Srimad Bhagavatam Canto 11, Chapter 21, Text 03

SB 11.21.3

suddhy-asuddhi vidhiyete
 samanesv api vastusu
dravyasya vicikitsartham
 guna-dosau subhasubhau
dharmartham vyavaharartham
 yatrartham iti canagha
 
Translation: 
 
O sinless Uddhava, in order to understand what is proper in life one must evaluate a given object within its particular category. Thus, in analyzing religious principles one must consider purity and impurity. Similarly, in one’s ordinary dealings one must distinguish between good and bad, and to insure one’s physical survival one must recognize that which is auspicious and inauspicious.
 
Purport: 
 
In religious activities, ordinary dealings and personal survival one cannot avoid value judgements. Morality and religion are perennial necessities in civilized society; therefore distinctions between purity and impurity, piety and impiety, morality and immorality must somehow be ascertained. Similarly, in our ordinary, worldly activities we distinguish between palatable and tasteless food, good and bad business, high-class and low-class residences, good and bad friends, and so forth. And to insure our physical health and survival, we must constantly distinguish between what is safe and unsafe, healthy and unhealthy, profitable and unprofitable.

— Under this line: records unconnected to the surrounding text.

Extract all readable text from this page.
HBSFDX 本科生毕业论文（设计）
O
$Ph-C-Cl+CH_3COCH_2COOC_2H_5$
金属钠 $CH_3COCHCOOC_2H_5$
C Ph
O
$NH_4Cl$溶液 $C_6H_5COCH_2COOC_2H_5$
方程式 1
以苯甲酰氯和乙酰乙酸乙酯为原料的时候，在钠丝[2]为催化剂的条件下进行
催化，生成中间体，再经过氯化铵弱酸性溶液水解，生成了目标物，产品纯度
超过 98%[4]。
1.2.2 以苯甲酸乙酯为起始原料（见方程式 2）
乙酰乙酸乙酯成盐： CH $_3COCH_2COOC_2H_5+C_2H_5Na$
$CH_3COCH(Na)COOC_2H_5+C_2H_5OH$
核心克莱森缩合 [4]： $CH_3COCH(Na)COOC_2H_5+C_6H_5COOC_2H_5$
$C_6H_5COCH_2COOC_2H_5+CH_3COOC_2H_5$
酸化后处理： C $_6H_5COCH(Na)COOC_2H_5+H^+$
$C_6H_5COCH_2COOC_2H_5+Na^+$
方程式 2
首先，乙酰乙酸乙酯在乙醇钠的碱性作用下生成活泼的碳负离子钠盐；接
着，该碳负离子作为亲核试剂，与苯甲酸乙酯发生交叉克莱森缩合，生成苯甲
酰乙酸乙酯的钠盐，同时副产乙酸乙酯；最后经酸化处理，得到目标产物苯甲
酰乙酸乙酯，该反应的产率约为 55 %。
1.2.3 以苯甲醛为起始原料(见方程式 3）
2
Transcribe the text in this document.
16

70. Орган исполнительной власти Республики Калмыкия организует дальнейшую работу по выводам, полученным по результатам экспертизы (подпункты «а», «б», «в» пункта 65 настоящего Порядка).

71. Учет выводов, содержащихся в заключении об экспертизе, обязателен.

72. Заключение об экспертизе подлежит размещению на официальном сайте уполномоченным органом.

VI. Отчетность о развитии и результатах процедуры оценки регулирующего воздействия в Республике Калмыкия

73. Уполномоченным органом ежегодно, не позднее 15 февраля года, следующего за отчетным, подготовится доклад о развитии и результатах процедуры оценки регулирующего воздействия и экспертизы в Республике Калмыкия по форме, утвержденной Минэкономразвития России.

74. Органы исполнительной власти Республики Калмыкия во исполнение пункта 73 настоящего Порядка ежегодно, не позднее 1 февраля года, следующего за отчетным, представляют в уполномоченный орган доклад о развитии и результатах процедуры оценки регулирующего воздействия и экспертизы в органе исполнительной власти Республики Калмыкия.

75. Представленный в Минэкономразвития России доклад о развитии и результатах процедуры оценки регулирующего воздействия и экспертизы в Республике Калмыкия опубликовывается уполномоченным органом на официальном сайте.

Even a learned person must constantly distinguish between good and bad within the material world, but at the same time he must understand the transcendental position of Krsna consciousness. Despite one’s careful calculation of that which is materially healthy and unhealthy, the physical body will collapse and die. Despite careful scrutiny of the socially favorable and unfavorable, one’s entire social milieu will vanish with the passing of time. In the same way, great religions arise and disappear in the course of history. Thus mere religiosity, social and financial expertise or physical fitness cannot award the actual perfection of life. There is a transcendental good beyond the relative good of the material world. Any sane person accepts the practical and immediate necessity of material discrimination; yet one must come ultimately to the transcendental stage of Krsna consciousness, where life is eternal, full of bliss and knowledge. Lord Krsna, in His elaborate teachings to Sri Uddhava, is gradually clarifying the transcendental position of Krsna consciousness beyond the endless variety of material good and evil.